Chain Complex Structure on the 4D Hypercubic Lattice: Structural Correspondence between Kihara Cube-Packing and Wilson Lattice Gauge Theory (Paper 8, v2)

This paper clarifies the mathematical positioning of the self-consistent identity α⁻¹ = N (1) + V₄ (1) ·α = 137 + (π²/2) α (predicting α to 8. 7 ppb precision) observed in Paper 7, as a structural correspondence on the chain complex of the 4D Euclidean integer lattice. v2 changes (2026-04-29): Following Grok (xAI) v1 review, the title and terminology are revised from "Categorical Isomorphism" to "Structural Correspondence" to accurately reflect the actual content (chain complex isomorphism with B₄ equivariance, not full categorical machinery). §6. 3 (proof sketch) and §7. 1 (bulk-boundary correspondence) are strengthened with explicit constructions of the dual map D and concrete chain-complex readings of Paper 7s decomposition.

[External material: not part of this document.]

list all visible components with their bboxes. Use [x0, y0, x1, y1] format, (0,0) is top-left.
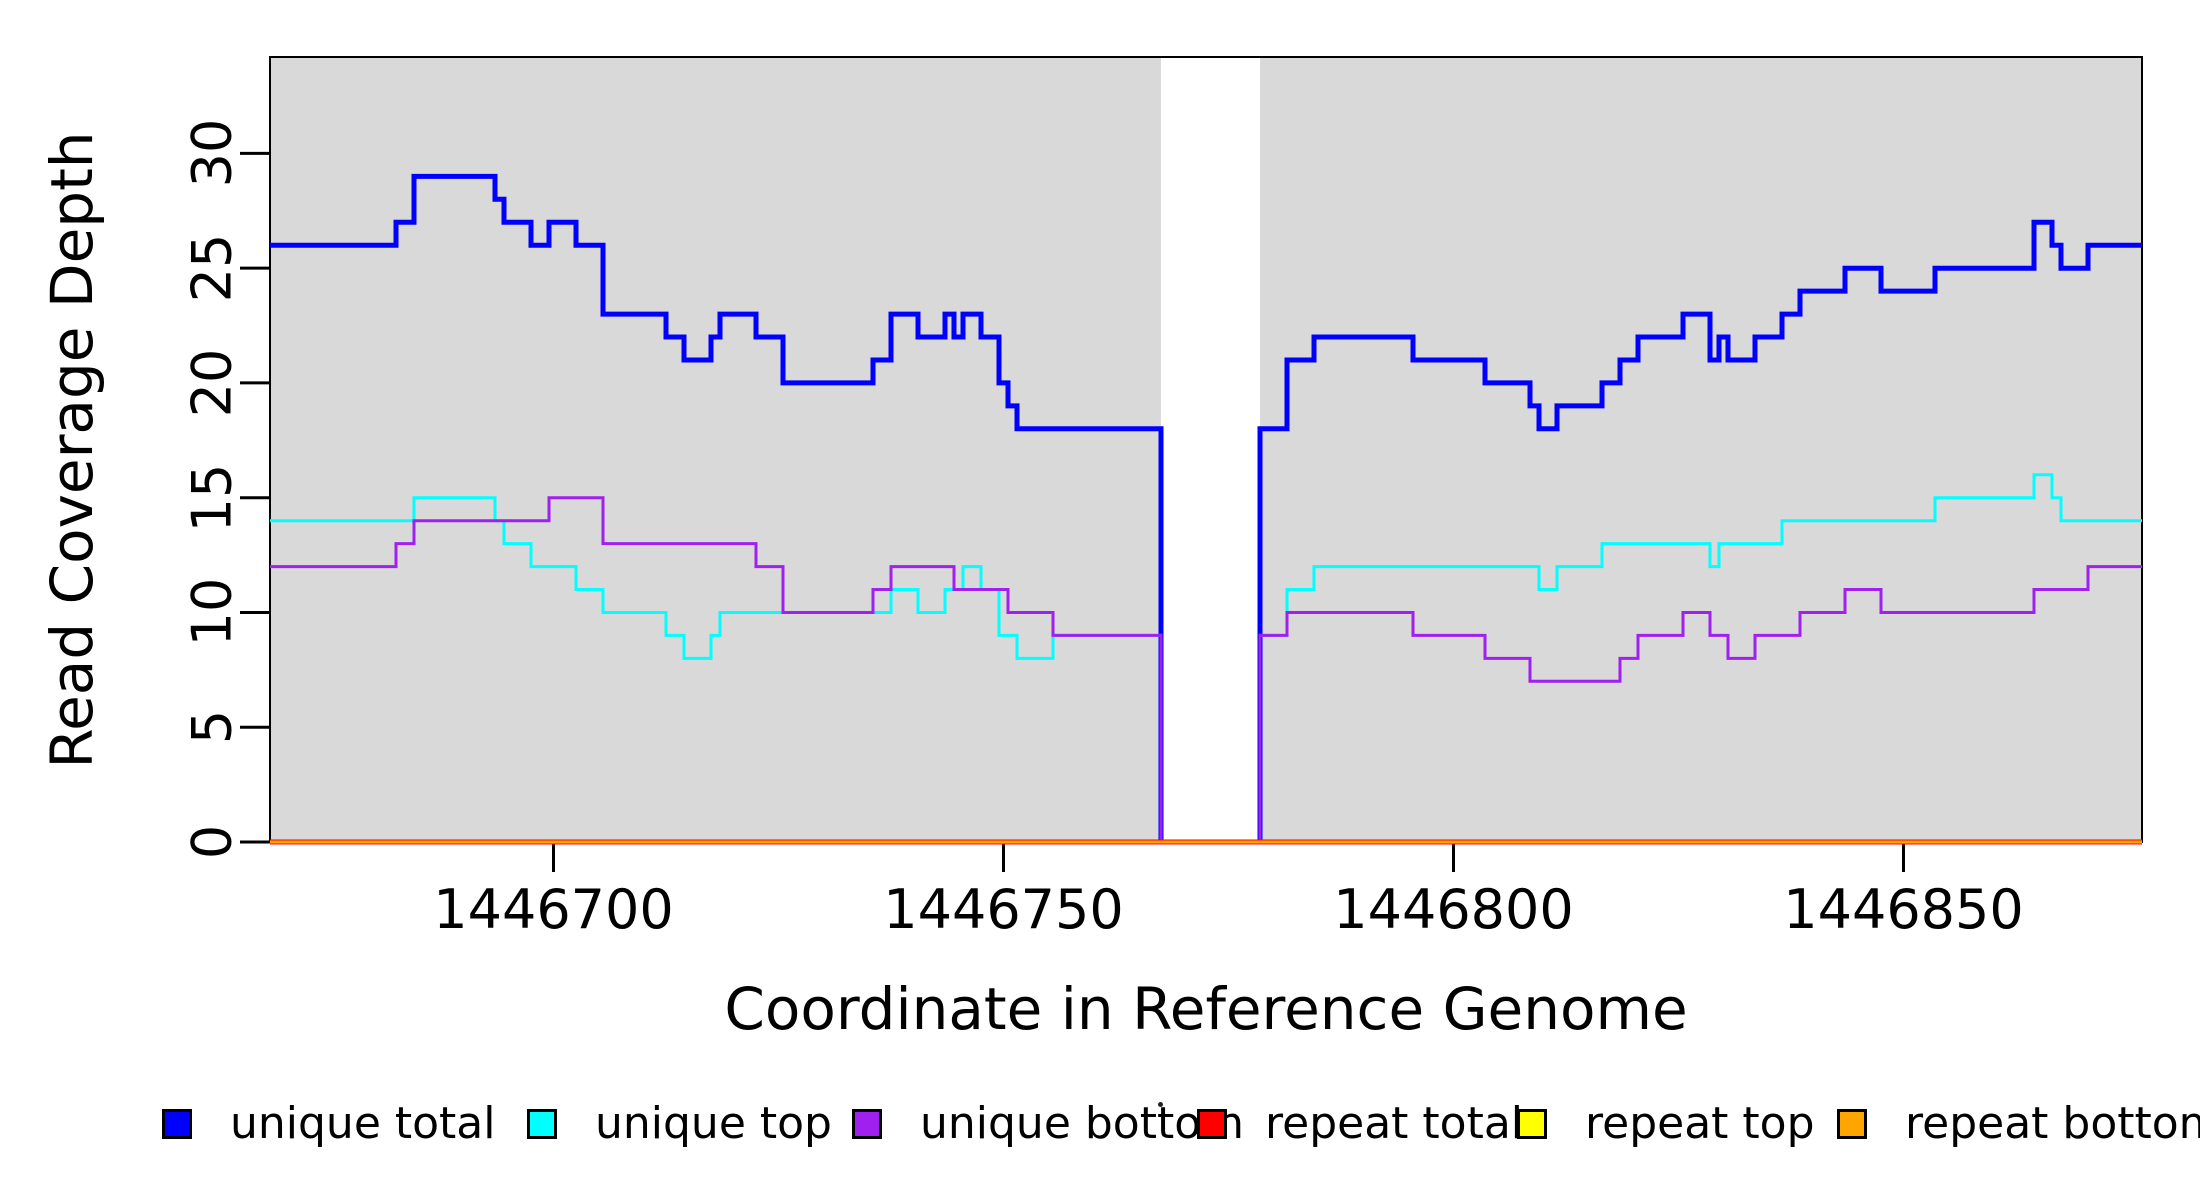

Main result (Theorem 6. 2): Wilson lattice gauge theory and Kihara cube-packing are structurally isomorphic as chain complexes on the 4D hypercubic lattice, via Schläfli duality (tesseract ↔ 16-cell), B₄ hypercubic symmetry, and discrete Stokes theorem. Companion paper to Paper 7 (Concept DOI: 10. 5281/zenodo. 19869266).